If you’re at fault in an accident or rack up a few speeding tickets, you won’t be surprised when your auto insurance premium goes up. But in cases that don’t involve wrecks and tickets, a rate hike may leave you scratching your head.
Providers set rates based on certain factors that you can and can’t control. Learn what those factors are and what you can do to reduce your rising car insurance rates.
Which Rate Increase Factors Can You Control?
Insurers apply many factors when they set your car insurance premium and rates for policy renewals.
Many insurance companies use a credit-based insurance score. Factors like your credit history and types of credit, such as loans or credit cards, can affect your car insurance rates. If your credit score goes down, your insurance carrier may raise your rate when it’s time to renew your policy.
Most states allow credit-based insurance ratings. But, the practice is banned in Hawaii, Massachusetts, and California.
What you can do: If your car insurance rate increases due to a drop in your credit score, improve your credit. Pay your cards on time and reduce your balances.
Your Claims History and Driving Record
If you’re at fault for an accident, the provider may consider you a higher risk and raise your rates. But, a carrier may also deem you a high-risk driver if you are involved in several accidents for which you were not at fault. An insurer may also increase your rate if you file many comprehensive claims for things like broken windshields, weather damage, or contact with animals, such as hitting wildlife.
What you can do: Avoid accidents. Pay out of pocket for minor damage, such as a cracked window.
A History of Convictions or Surcharges
Traffic violations, such as driving under the influence and speeding, may prompt your insurer to increase your auto insurance premium. Following a crash, the provider may also raise your rate if you were 50% or more responsible for the accident. The insurer may also apply a price increase for a history of late payments.
Carriers refer to these types of increases as "surcharges." The increase may remain until you prove that you’re a good driver. The surcharge amount and the length of time you must pay it will depend on the severity of the incident.
What you can do: Improve your driving skills following an at-fault accident. Avoid accidents. Also, consider adding accident forgiveness to your coverage.
What Other Factors Increase Your Car Insurance Premium?
Other factors, some beyond your control, may also lead to a rate increase.

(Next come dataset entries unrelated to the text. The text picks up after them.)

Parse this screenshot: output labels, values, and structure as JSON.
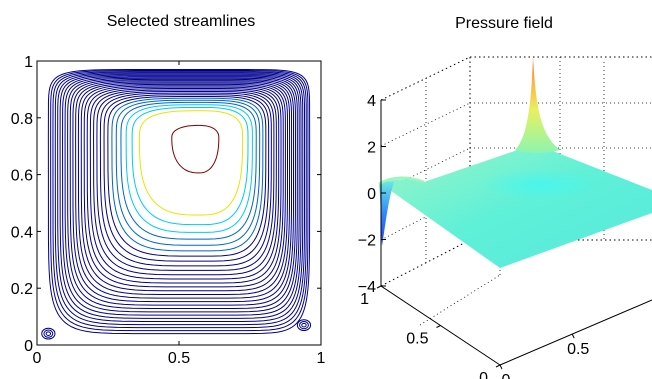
{
  "chart_data": [
    {
      "type": "contour",
      "title": "Selected streamlines",
      "xlabel": "",
      "ylabel": "",
      "xlim": [
        0,
        1
      ],
      "ylim": [
        0,
        1
      ],
      "x_ticks": [
        "0",
        "0.5",
        "1"
      ],
      "y_ticks": [
        "0",
        "0.2",
        "0.4",
        "0.6",
        "0.8",
        "1"
      ],
      "grid": false,
      "legend": "none",
      "primary_vortex_center": [
        0.57,
        0.73
      ],
      "streamline_levels": [
        {
          "level": 1,
          "color": "#7f0000",
          "count": 1
        },
        {
          "level": 2,
          "color": "#e6e600",
          "count": 1
        },
        {
          "level": 3,
          "color": "#00c8ff",
          "count": 2
        },
        {
          "level": 4,
          "color": "#0064c8",
          "count": 3
        },
        {
          "level": 5,
          "color": "#00008c",
          "count": 22
        }
      ],
      "corner_eddies": [
        {
          "location": "bottom-left",
          "x": 0.04,
          "y": 0.04
        },
        {
          "location": "bottom-right",
          "x": 0.94,
          "y": 0.07
        }
      ]
    },
    {
      "type": "surface",
      "title": "Pressure field",
      "xlabel": "",
      "ylabel": "",
      "zlabel": "",
      "zlim": [
        -4,
        4
      ],
      "z_ticks": [
        "4",
        "2",
        "0",
        "−2",
        "−4"
      ],
      "x_ticks": [
        "0",
        "0.5",
        "1"
      ],
      "y_ticks": [
        "0",
        "0.5"
      ],
      "grid": true,
      "colormap": "jet",
      "features": [
        {
          "location": "top-right corner",
          "value": 4.2
        },
        {
          "location": "top-left corner",
          "value": -2.6
        },
        {
          "location": "interior",
          "value": 0
        }
      ]
    }
  ]
}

- Change in marital status: Statistics show that single drivers file more claims than married ones. So, your rate may go up if you divorce and, in some cases, after a spouse dies.
- Adding drivers to your policy: If you add a new spouse or a teen driver to your auto insurance policy, the company may increase your premium.

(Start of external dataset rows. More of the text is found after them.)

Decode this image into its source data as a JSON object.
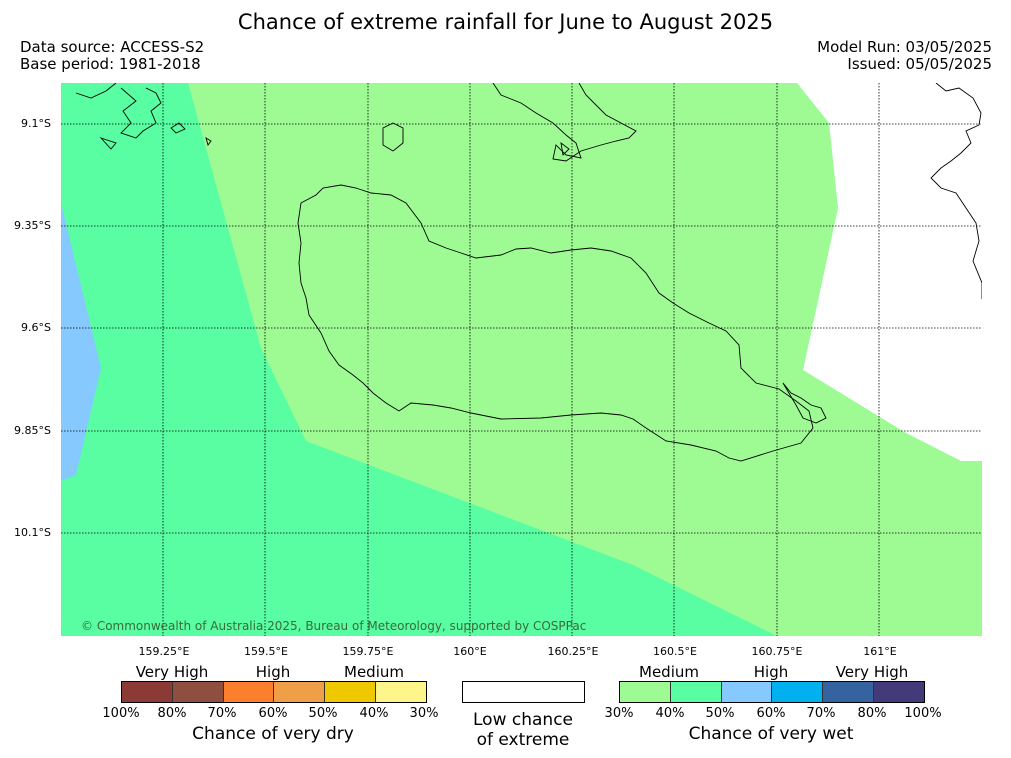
{
  "title": "Chance of extreme rainfall for June to August 2025",
  "meta": {
    "data_source": "Data source: ACCESS-S2",
    "base_period": "Base period: 1981-2018",
    "model_run": "Model Run: 03/05/2025",
    "issued": "Issued: 05/05/2025"
  },
  "map": {
    "lat_labels": [
      "9.1°S",
      "9.35°S",
      "9.6°S",
      "9.85°S",
      "10.1°S"
    ],
    "lon_labels": [
      "159.25°E",
      "159.5°E",
      "159.75°E",
      "160°E",
      "160.25°E",
      "160.5°E",
      "160.75°E",
      "161°E"
    ],
    "copyright": "© Commonwealth of Australia 2025, Bureau of Meteorology, supported by COSPPac",
    "colors": {
      "medium_wet": "#9efb94",
      "low_wet_40_50": "#58fea1",
      "high_wet_50_60": "#86c9ff",
      "land_line": "#000000"
    }
  },
  "legend": {
    "dry": {
      "categories": [
        "Very High",
        "High",
        "Medium"
      ],
      "colors": [
        "#8b3a35",
        "#8e4f3f",
        "#fd7f2c",
        "#ef9f48",
        "#f0c800",
        "#fef58b"
      ],
      "percent_labels": [
        "100%",
        "80%",
        "70%",
        "60%",
        "50%",
        "40%",
        "30%"
      ],
      "caption": "Chance of very dry"
    },
    "neutral": {
      "line1": "Low chance",
      "line2": "of extreme",
      "color": "#ffffff"
    },
    "wet": {
      "categories": [
        "Medium",
        "High",
        "Very High"
      ],
      "colors": [
        "#9efb94",
        "#58fea1",
        "#86c9ff",
        "#01b0ef",
        "#3563a0",
        "#433b79"
      ],
      "percent_labels": [
        "30%",
        "40%",
        "50%",
        "60%",
        "70%",
        "80%",
        "100%"
      ],
      "caption": "Chance of very wet"
    }
  }
}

- Change in gender marker: Female drivers have fewer traffic accidents than males. So, if you change your gender marker from female to male, the insurer may increase your rate.

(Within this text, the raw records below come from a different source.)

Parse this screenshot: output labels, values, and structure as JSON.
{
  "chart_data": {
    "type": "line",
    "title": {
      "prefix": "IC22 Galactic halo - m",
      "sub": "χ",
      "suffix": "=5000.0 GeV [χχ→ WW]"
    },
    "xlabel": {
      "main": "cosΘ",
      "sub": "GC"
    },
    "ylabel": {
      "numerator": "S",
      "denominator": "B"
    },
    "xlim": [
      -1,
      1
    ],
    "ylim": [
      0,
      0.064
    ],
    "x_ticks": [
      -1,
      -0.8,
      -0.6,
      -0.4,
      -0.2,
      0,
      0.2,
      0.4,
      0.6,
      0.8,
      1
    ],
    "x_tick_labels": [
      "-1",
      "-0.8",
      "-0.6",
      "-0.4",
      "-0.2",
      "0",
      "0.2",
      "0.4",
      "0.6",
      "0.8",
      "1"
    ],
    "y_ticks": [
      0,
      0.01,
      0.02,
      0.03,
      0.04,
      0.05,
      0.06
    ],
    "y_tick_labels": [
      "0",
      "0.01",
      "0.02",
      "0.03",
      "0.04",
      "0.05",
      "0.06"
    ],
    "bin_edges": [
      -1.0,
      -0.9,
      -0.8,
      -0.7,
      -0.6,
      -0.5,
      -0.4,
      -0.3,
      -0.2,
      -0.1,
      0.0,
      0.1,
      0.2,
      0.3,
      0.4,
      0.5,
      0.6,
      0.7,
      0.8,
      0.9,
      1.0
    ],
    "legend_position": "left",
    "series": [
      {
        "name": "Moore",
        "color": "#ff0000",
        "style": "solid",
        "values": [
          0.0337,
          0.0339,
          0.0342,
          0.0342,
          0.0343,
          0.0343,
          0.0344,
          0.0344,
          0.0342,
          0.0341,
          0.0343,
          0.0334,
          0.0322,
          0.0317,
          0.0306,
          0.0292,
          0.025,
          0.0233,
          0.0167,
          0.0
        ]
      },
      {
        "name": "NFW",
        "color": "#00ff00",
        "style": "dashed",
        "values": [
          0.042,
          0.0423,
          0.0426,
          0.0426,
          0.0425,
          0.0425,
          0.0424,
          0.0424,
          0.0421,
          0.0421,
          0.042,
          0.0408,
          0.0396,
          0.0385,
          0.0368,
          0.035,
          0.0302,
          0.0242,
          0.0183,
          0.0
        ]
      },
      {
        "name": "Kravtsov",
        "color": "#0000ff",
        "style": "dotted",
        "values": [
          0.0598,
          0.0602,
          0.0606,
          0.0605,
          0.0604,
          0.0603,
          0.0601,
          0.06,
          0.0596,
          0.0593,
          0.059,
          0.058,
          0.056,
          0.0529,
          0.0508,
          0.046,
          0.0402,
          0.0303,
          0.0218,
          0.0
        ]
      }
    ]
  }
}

- Your location: If claims for collisions, weather-related damages, auto theft, or vandalism increase in your ZIP code, your provider may raise your premium.
- Your car’s make and model: If a spike in claims of your car’s make and model occurs, your carrier may increase your rate.
- Your age: Most often, younger drivers pay higher insurance rates. While your rates may decrease as a young adult and when you reach middle age, they may increase when you reach your 60s.
- Lost discounts: If you’ve earned a good driver discount and have an accident, receive an employer discount and change jobs, or cancel a policy for which you receive a multipolicy discount, your car insurance rate may increase.
- Across-the-board rate increase: Insurance companies may increase the rates of all their policyholders for various reasons. These include an increase in claims, the number of cars on the road, or more accidents involving injuries and fatalities.
How to Lower Your Auto Insurance Rates
Insurance companies can apply many factors to determine your rates. But, that doesn’t mean you have no control over your premiums. When it’s time to renew your policy, review your coverages. Drop any that you no longer need. For instance, if you’ve paid off your car, you may consider dropping collision and comprehensive coverages.
Speak with your agent to find out if you qualify for any discount programs. For instance, some companies offer big savings for cars equipped with safety and security devices such as airbags, anti-theft systems, and daytime running lights. Many carriers extend a discount when you bundle home and auto insurance or when you buy more than one auto policy.
You can also save money by raising your deductible. While you might have to pay a little more out of pocket following a covered loss, you can enjoy a lower rate.
Reducing your annual mileage is a great way to lower your rates.
If you drive a car that costs a lot to insure, consider trading it in for a more sensible ride. Premiums for luxury or electric cars often run high because they cost more to repair.